Thank you and Goodbye. That was the final cover that the staff of the most-read UK newspaper sent to print last Sunday. After 168 years, the News of the World, one of the many babies media magnate Rupert Murdoch adopted over the decades is gone.
The closure was a result of a years-old phone hacking scandal that escalated when it emerged that several reporters of the newspaper have not only tapped phones of politicians, celebrities and royals but also of a teenage murder victim and families of soldiers who died in Afghanistan. Oh and I shouldn’t forget – they also paid people to get interviews. I am pretty sure that paying people for interviews is frowned upon in every country that at least resembles democracy.
The end of the weekly is shocking. It is damaging for Rupert Murdoch. But I am not so worried about him – he has the Wall Street Journal, the 20th Century Fox movie studio and hundreds of his other media outlets to play with. I am more worried about the credibility of the 200 people who have worked there and are now out of jobs. And what is bothering me the most is the price media in general will pay for their not-so-little spy game.
I am not saying this is the biggest scandal in the history of media. There were some bad ones before. In 1980, Washington Post reporter Janet Cooke made up an 8-year-old heroin addict and later won a Pulitzer Prize for her fabricated story. In 2005 it was revealed that several columnists with different newspapers were taking money from George Bush’s administrative to promote its policies. A junior reporter with or without journalism training would know this was wrong.
Each media scandal hurts the credibility of media. It makes people doubt that journalists are getting their stories right. It makes journalists look less trustworthy and less professional.
After the scandal broke around the Bush administration paying journalists, polls in U.S. showed that 63 per cent of public thought that the news presented by media are often off-base. Two years before that, “only” 50 per cent of people doubted journalists’ work. Does one journalist with a skewed reporting morality really make everyone doubt the hundreds who are diligent and actually work hard to get the stories right? Will one poor newspaper management turn the public and politicians even more against the media?
When I started my master’s degree in journalism three years ago I met an incredible group of journalists. Young, passionate, ready to fight injustice, tell stories that matter and help others. We all were proud of each other when someone got a major scoop and freelanced their school assignment to CBC, Macleans or the Ottawa Citizen. Were we jealous? I think a little but that only made us work harder on getting bigger stories and improving our skills – not on cheating, making up stories or bribing. One of these amazing people started this newspaper just over a year ago. And all of us still have the same journalism passion, sense of justice and even stronger professional ethics since we first met.

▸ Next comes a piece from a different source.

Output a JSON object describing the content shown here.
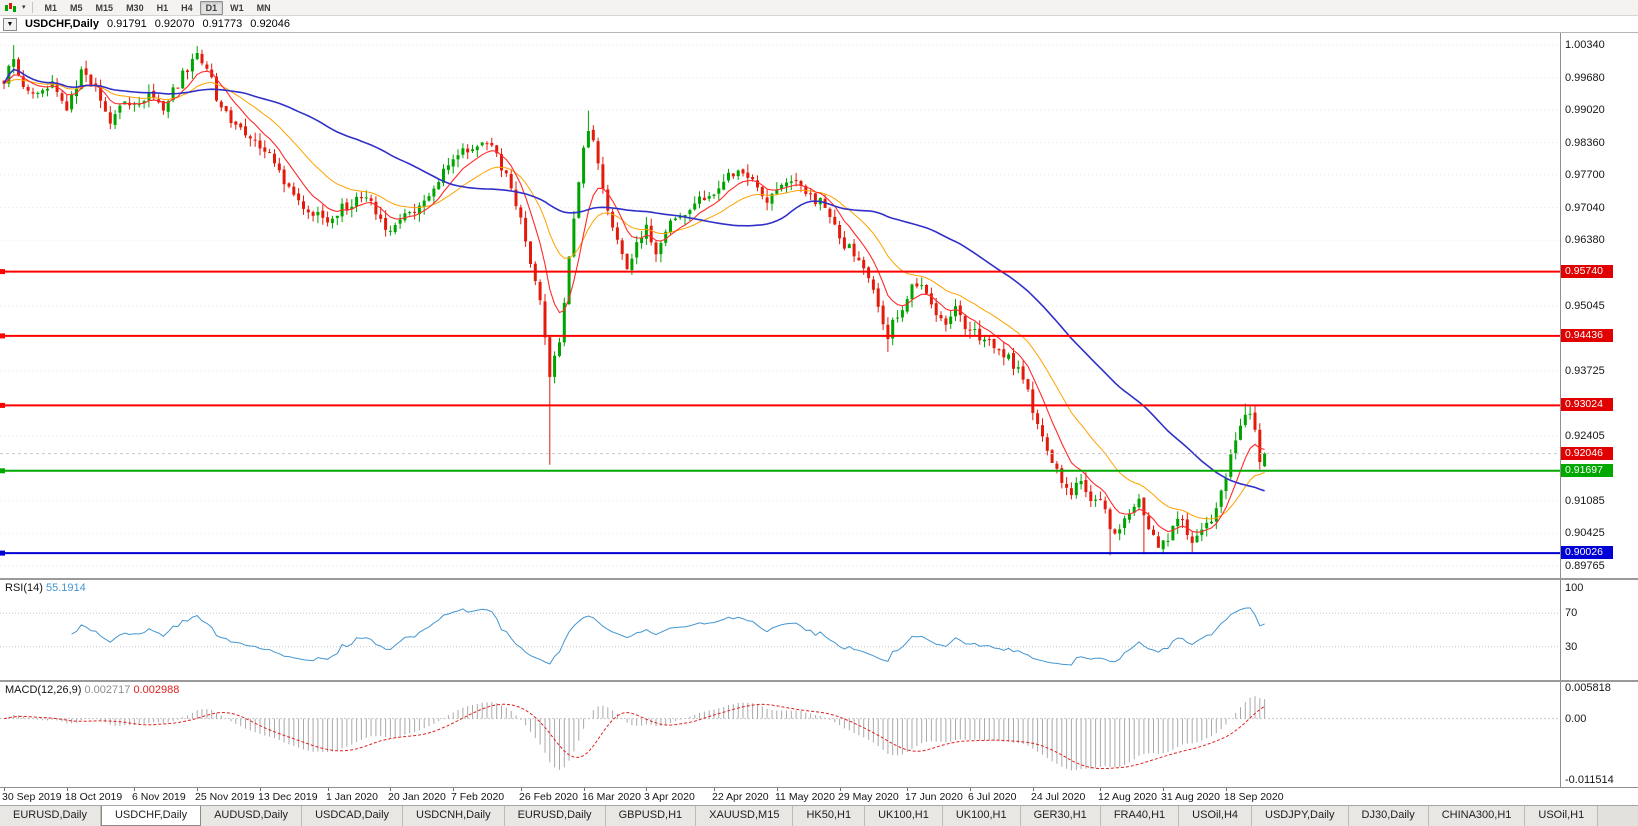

So don’t look down at all media, even when they make small mistakes. The majority of us don’t do it on purpose. We are trying to inform you as much as we can. And if you see a copy of the last edition of the News of the World (yes, I have just ordered it along with the first one from 1843) on the walls of our office, take it as a promise that we are not going to tap anyone, bribe anyone, or make up characters to build our journalism egos. We are really mostly doing this for the communities we live in. And our egos are just fine.